The media narrative was increasingly one of a dystopian city spinning out-of-control in a doom loop that could only lead to failure.

But…

 
 

Amidst all the negative sentiment, an innovative and resilient tech community — one that was historically ambivalent to politics — hit its breaking point. Born-and-bred San Franciscans like Garry Tan of Y Combinator and SF transplants from around the world, like Zach Coelius, decided they had had enough.

And they started to mobilize.

In less than 2 years, San Francisco has gone from being left for dead to ground zero for the AI revolution. (Oh…and most of those folks who loudly slammed the door on their way out have quietly come back). It’s by no means back to its former glory, but the vast majority of people I know went from all-but-writing San Francisco off to being long San Francisco (at least, publicly 😉).

 

Could This Happen in Canada?

This brings us to the question posed by the title: can this be Canada’s “San Francisco” moment?

Outside of lobbying efforts, the majority of Canada’s tech leaders have historically stayed out of politics. But in recent years, we’ve seen a handful of former entrepreneurs cross over, such as Vancouver’s new Mayor, Ken Sim, and British Columbia’s Minister of Jobs, Economic Development and Innovation, Brenda Bailey.

 

Archive photo of BC’s “JEDI” Minister (seriously…is that not the coolest job title ever?)

 

But we haven’t yet seen this at a federal level in Canada.

A big part of this is that Canada’s parliamentary system doesn’t provide the same direct openings that the U.S. political system offers for new entrants. You can’t simply declare that you’re going to run for Prime Minister, for example, so there aren’t Canadian equivalents of Michael Bloomberg or Ross Perot.

But could that ever change? What would it take for more successful, experienced tech leaders to enter Canadian politics?

 
 

The tech industry has always been very diverse when it comes to political ideologies, so this isn’t about left or right. It’s about pragmatism vs. ideology.

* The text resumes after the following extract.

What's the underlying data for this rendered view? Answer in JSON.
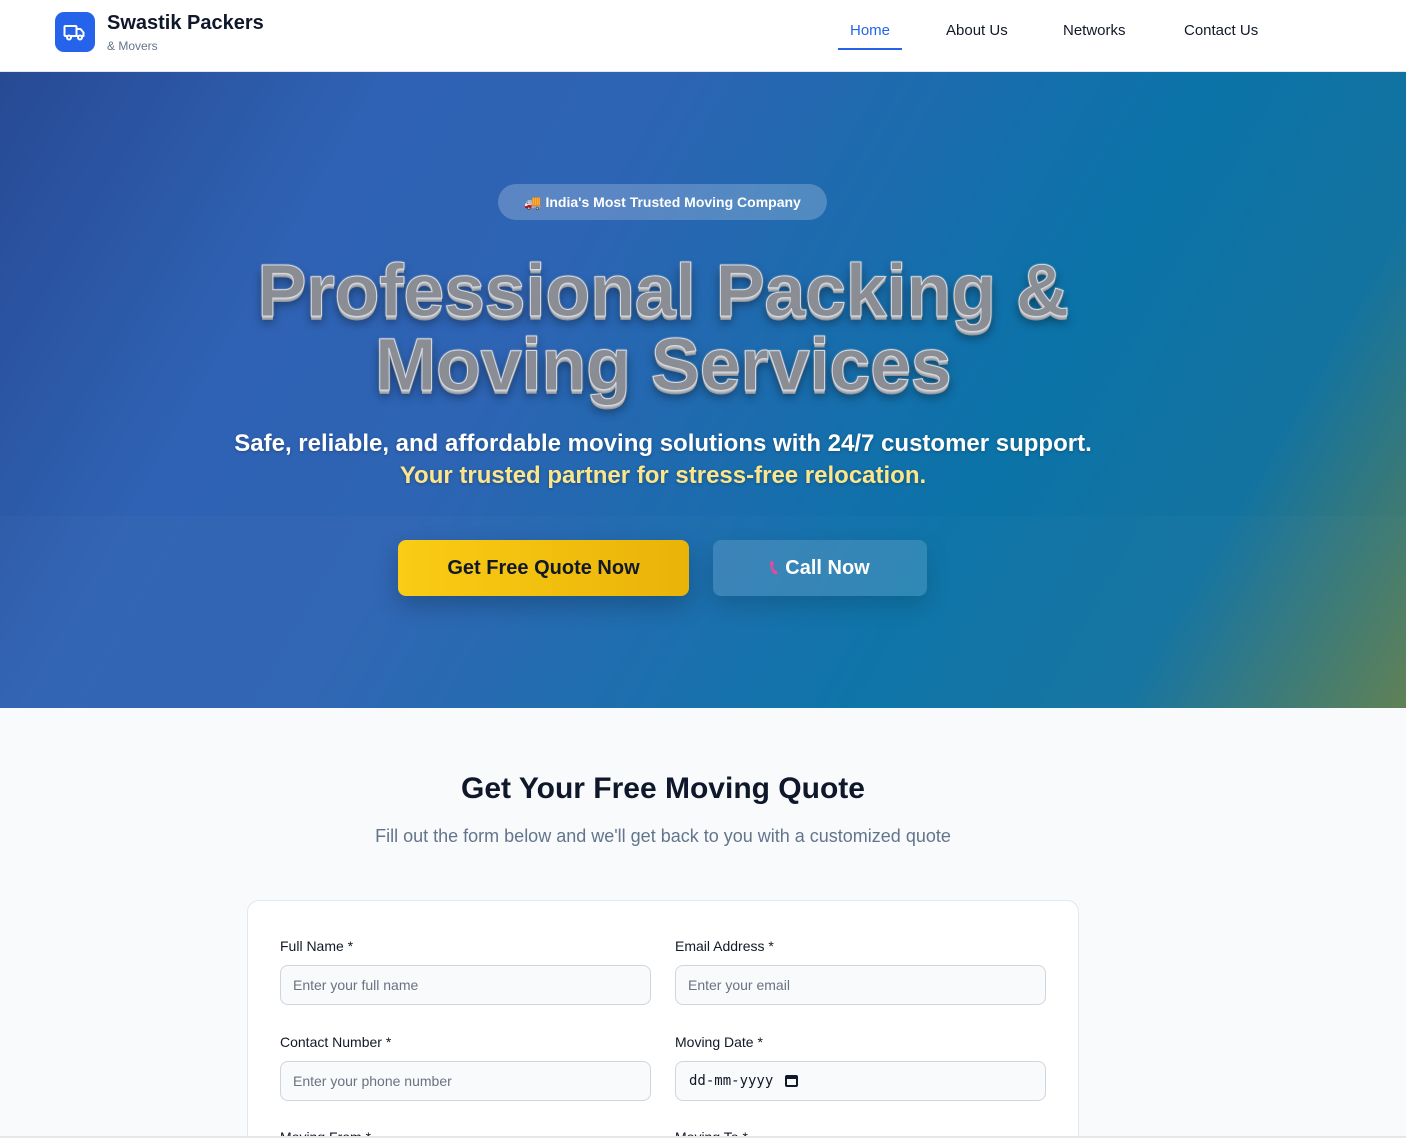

As I watch the shift happening in San Francisco right now, I see the weight and influence of the tech industry slowly pulling the city back from political extremes that did not reflect the majority of the city’s population. San Francisco isn’t suddenly becoming conservative — it is and has always been one of the most progressive cities in the U.S. — it’s simply becoming more functional and sustainable.

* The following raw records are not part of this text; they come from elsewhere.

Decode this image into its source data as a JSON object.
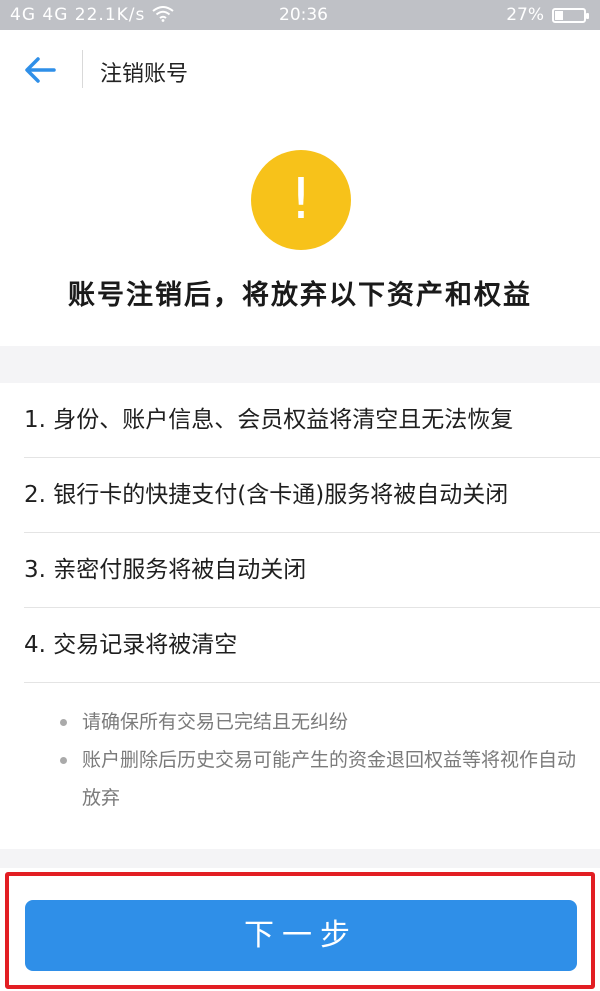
{
  "status_bar": {
    "signal": "4G 4G",
    "speed": "22.1K/s",
    "time": "20:36",
    "battery": "27%",
    "battery_level": 0.27,
    "icons": [
      "signal-icon",
      "wifi-icon",
      "battery-icon"
    ]
  },
  "nav": {
    "back_icon": "back-arrow-icon",
    "title": "注销账号"
  },
  "hero": {
    "icon": "warning-icon",
    "icon_glyph": "!",
    "icon_color": "#f7c21a",
    "title": "账号注销后，将放弃以下资产和权益"
  },
  "rights": [
    {
      "label": "1. 身份、账户信息、会员权益将清空且无法恢复"
    },
    {
      "label": "2. 银行卡的快捷支付(含卡通)服务将被自动关闭"
    },
    {
      "label": "3. 亲密付服务将被自动关闭"
    },
    {
      "label": "4. 交易记录将被清空"
    }
  ],
  "notes": [
    {
      "text": "请确保所有交易已完结且无纠纷"
    },
    {
      "text": "账户删除后历史交易可能产生的资金退回权益等将视作自动放弃"
    }
  ],
  "footer": {
    "next_label": "下一步",
    "button_color": "#2f8fe8",
    "highlight_color": "#e21e23"
  }
}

Canada has the same opportunity.

Regardless of the reaction to the recent budget and the results of the next election, Canada isn’t suddenly going to become a conservative country — it has always been a progressive beacon for the world — but Canada is a country that at its best balances business, economic and social interests for the betterment of all.

Regardless of your political beliefs, if we want Canada to remain competitive in the long term and maintain its standing as an example for the world, we simply can’t afford to sacrifice innovation and competitiveness in the name of ideology. As the world continues to become more competitive, the countries that continue down that path will lose.